Fossil vines, 60 million years old, are the earliest evidence of grapes in the world. The earliest word of viniculture is in the Old Testament of the Bible which stated that Noah planted a vineyard and made wine. As cultivated fermentable crops, honey and grain are older than grapes, although neither mead nor beer has had anywhere near the social impact of wine over recorded time. Wine and history have greatly influenced each another.

Wine, according to an ancient Persian tale, a natural phase of grape spoilage, was discovered by accident. Not an invention of man. It is established that grape cultivation and wine drinking had started by about 4000 B.C. and possibly as early as 6000 B.C. The first developments were around the Caspian Sea and in Mesopotamia, near Iran nowaday. Texts from tombs in ancient Egypt prove that wine was in use 2700 B.C. to 2500 B.C. The Egyptians developed the first arbors and pruning methods.

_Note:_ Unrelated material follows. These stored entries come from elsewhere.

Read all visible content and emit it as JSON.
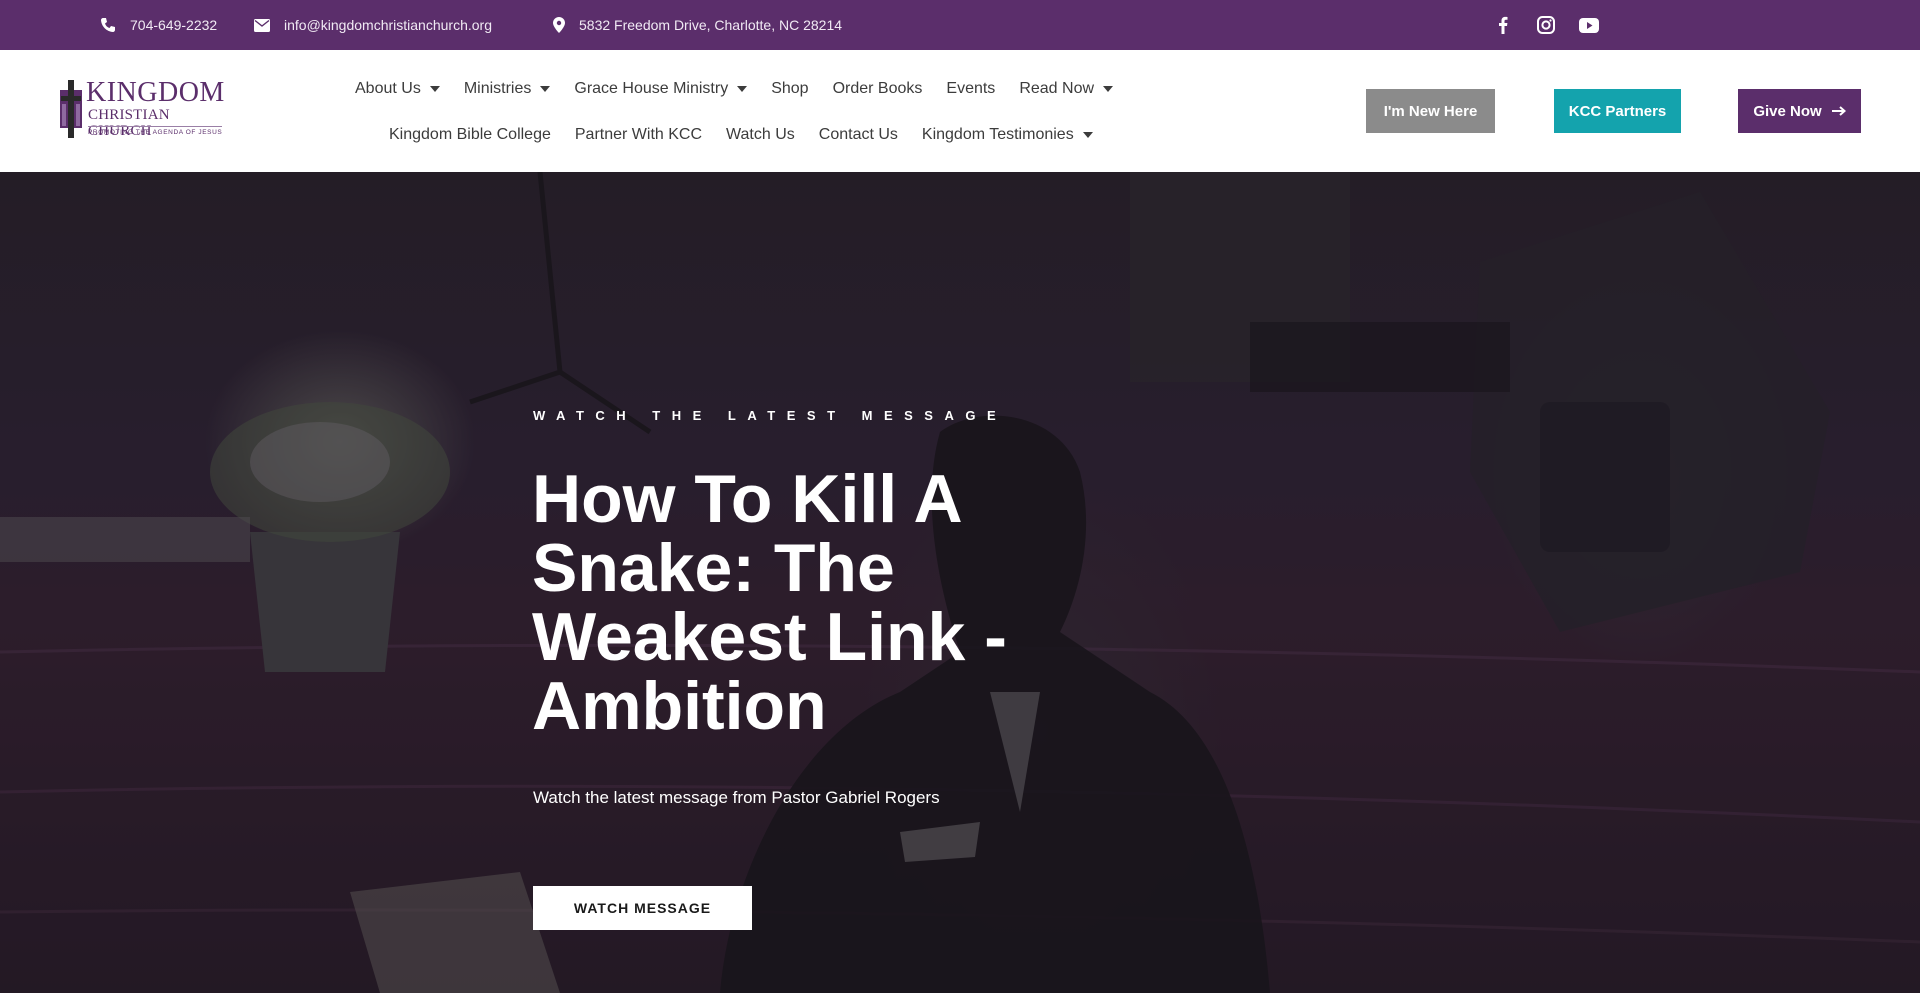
{
  "topbar": {
    "phone": "704-649-2232",
    "email": "info@kingdomchristianchurch.org",
    "address": "5832 Freedom Drive, Charlotte, NC 28214",
    "social": [
      "facebook-icon",
      "instagram-icon",
      "youtube-icon"
    ]
  },
  "logo": {
    "title": "KINGDOM",
    "subtitle": "CHRISTIAN CHURCH",
    "tagline": "PROMOTING THE AGENDA OF JESUS CHRIST"
  },
  "nav": {
    "row1": [
      {
        "label": "About Us",
        "dropdown": true
      },
      {
        "label": "Ministries",
        "dropdown": true
      },
      {
        "label": "Grace House Ministry",
        "dropdown": true
      },
      {
        "label": "Shop",
        "dropdown": false
      },
      {
        "label": "Order Books",
        "dropdown": false
      },
      {
        "label": "Events",
        "dropdown": false
      },
      {
        "label": "Read Now",
        "dropdown": true
      }
    ],
    "row2": [
      {
        "label": "Kingdom Bible College",
        "dropdown": false
      },
      {
        "label": "Partner With KCC",
        "dropdown": false
      },
      {
        "label": "Watch Us",
        "dropdown": false
      },
      {
        "label": "Contact Us",
        "dropdown": false
      },
      {
        "label": "Kingdom Testimonies",
        "dropdown": true
      }
    ]
  },
  "header_buttons": {
    "new_here": "I'm New Here",
    "partners": "KCC Partners",
    "give": "Give Now",
    "give_icon": "arrow-right-icon"
  },
  "hero": {
    "eyebrow": "WATCH THE LATEST MESSAGE",
    "title": "How To Kill A Snake: The Weakest Link - Ambition",
    "subtitle": "Watch the latest message from Pastor Gabriel Rogers",
    "button": "WATCH MESSAGE"
  },
  "colors": {
    "brand_purple": "#5b2e6b",
    "teal": "#14a3ad",
    "gray_button": "#8b8b8b"
  }
}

Archeological excavations have uncovered many sites with sunken jars, so the effects of temperature on stored wine were probably known.

Wine came to Europe with the spread of the Greek civilization around 1600 B.C. It was an important article of Greek commerce and Greek doctors, including Hippocrates, were among the first to prescribe it. And, Greeks also learned to add herbs and spices to mask the spoilage.

Due to the influence of the Romans, the foundation and strength of viniculture in Western Europe were established. Starting about 1000 B.C., the Romans made major contributions in classifying grape varieties and colors, observing and charting ripening characteristics, identifying diseases and recognizing soil-type preferences. They became skilled at pruning and increasing yields through irrigation and fertilization techniques.

The Romans also developed wooden cooperage, a great advance for wine storage which had previously been done in skins or jars. They may also have been the first to use glass bottles, as glassblowing activities became more common at that time.